ABSTRACT

In the middle of the John Wayne classic Hondo (1953), Wayne’s character engages in a ritualized knife fight with an Apache warrior on a cliff overlooking the expanses of the southwest desert. Exploiting the visual pleasures of the film’s three-dimensional and Technicolor technologies (it displays colorfully costumed bodies rhythmically confronting one another and rolling across the dusty precipice as well as close ups of knives thrusting straight toward the camera), the scene clearly signifies a particular vision of the white male body: able, kinetic, efficient, and ultimately superior to the raced-body of its Native American opponent. The colorful, vibrant, and tense confrontation between the two bodies, however, functions not simply on the level of representational visual codes (the ways that the formal and narrative elements of the scene signify a specific range of meanings made legible in their relationship to ideology and historical discourses); the scene also offers a particular set of sensations and emotions about male bodies, movement, violence, and the open spaces of the frontier.
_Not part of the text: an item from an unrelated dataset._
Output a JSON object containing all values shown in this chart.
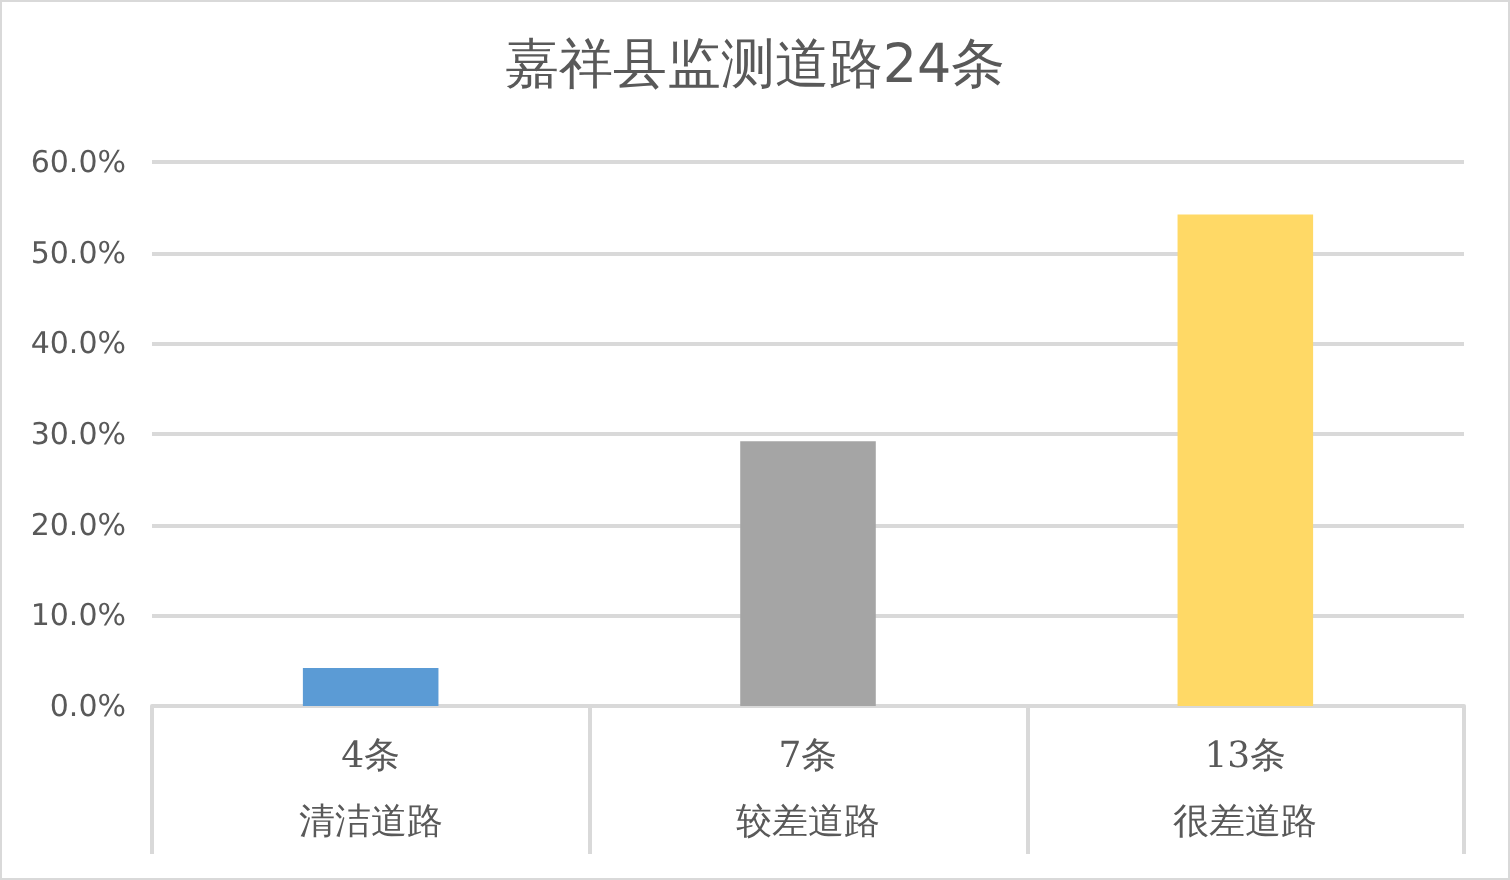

The three-dimensional scene seeks to viscerally and bodily engage the audience of such spectacles, to make them jump and experience the textures and tensions of the world on the screen beyond the ideological/discursive relations of the images as signs. The scene offers a sweaty and intense set of feelings and sensibilities about the male body engaged in a kind of intimate violence, an immersion into the conflict itself as the bodies reach out toward the audience. One experiences and identifies with the triumph of the hero’s body but only via the nearly tangible labor of the struggle, the strain of a hardened and efficient body at work in the dangerous frontier.